The Red Room Curse (赤い部屋, Akai heya) is an early Japanese Internet urban legend about a red pop-up ad which announces a forthcoming death of the person seeing it on their computer. A common version of the story says that, while browsing the Internet the victim will be presented with a pop-up of a black text saying "Do you like — ?" (あなたは〜好きですか?) on a red background. After trying to close it, the pop-up will reappear, this time the text saying "Do you like the red room?" (あなたは赤い部屋が好きですか?). Then, the screen will turn red, displaying a list of names of the Red Room's victims. The target will sense a mysterious presence behind them, after which they will lose consciousness. They will later be found dead in their home, with the walls of the room in which they are discovered "painted red with blood".

===Square (or the Corner Game)===

Square (スクエア) is an urban legend game circulated in East Asia. The game requires four players and can allegedly summon a supernatural entity.

===Teke Teke (or Kashima Reiko)===

Teke Teke (テケテケ) is the ghost of a young woman or schoolgirl who fell on a railway line, which resulted in her body being cut in half by a train. She is an onryō, or a vengeful spirit, who lurks around urban areas and train stations at night. Since she no longer has her legs, she travels on either her hands or elbows, dragging her upper torso along the ground and making a scratching or "teke teke"-like sound. If she encounters a potential victim, she will chase them and slice them in half at the torso with a scythe or another bladed weapon.

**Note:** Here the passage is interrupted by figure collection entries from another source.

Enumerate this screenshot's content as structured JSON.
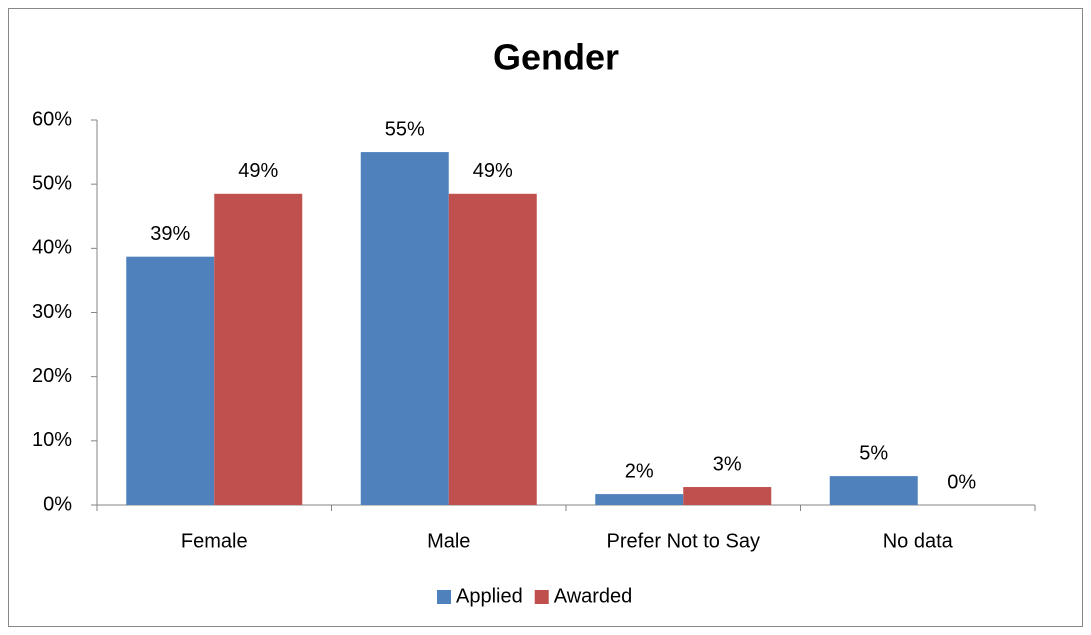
{
  "chart_data": {
    "type": "bar",
    "title": "Gender",
    "categories": [
      "Female",
      "Male",
      "Prefer Not to Say",
      "No data"
    ],
    "series": [
      {
        "name": "Applied",
        "color": "#4f81bd",
        "values": [
          38.7,
          55,
          1.7,
          4.5
        ],
        "value_labels": [
          "39%",
          "55%",
          "2%",
          "5%"
        ]
      },
      {
        "name": "Awarded",
        "color": "#c0504d",
        "values": [
          48.5,
          48.5,
          2.8,
          0
        ],
        "value_labels": [
          "49%",
          "49%",
          "3%",
          "0%"
        ]
      }
    ],
    "ylim": [
      0,
      60
    ],
    "yticks": [
      {
        "value": 0,
        "label": "0%"
      },
      {
        "value": 10,
        "label": "10%"
      },
      {
        "value": 20,
        "label": "20%"
      },
      {
        "value": 30,
        "label": "30%"
      },
      {
        "value": 40,
        "label": "40%"
      },
      {
        "value": 50,
        "label": "50%"
      },
      {
        "value": 60,
        "label": "60%"
      }
    ],
    "grid": false,
    "legend": "bottom"
  }
}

In some versions of the Teke Teke story, the spirit is identified as Kashima Reiko, who is said to have died when her legs were severed from her body by a train. According to legend, her legless ghost haunts bathrooms, asking occupants if they know where her legs are. If a questioned individual replies with an answer that Kashima deems unacceptable, she will tear or cut their legs off. Individuals may escape Kashima by replying that her legs are on the Meishin Expressway, or by answering her question with the phrase "kamen shinin ma", which translates to "mask death demon".

=== Hasshaku-sama (or Ms. Eight Foot Tall) ===

Hasshaku-sama (八尺様; 'Ms. Eight Foot Tall') is a Japanese urban legend that is depicted as a female giant creature that arose in the internet.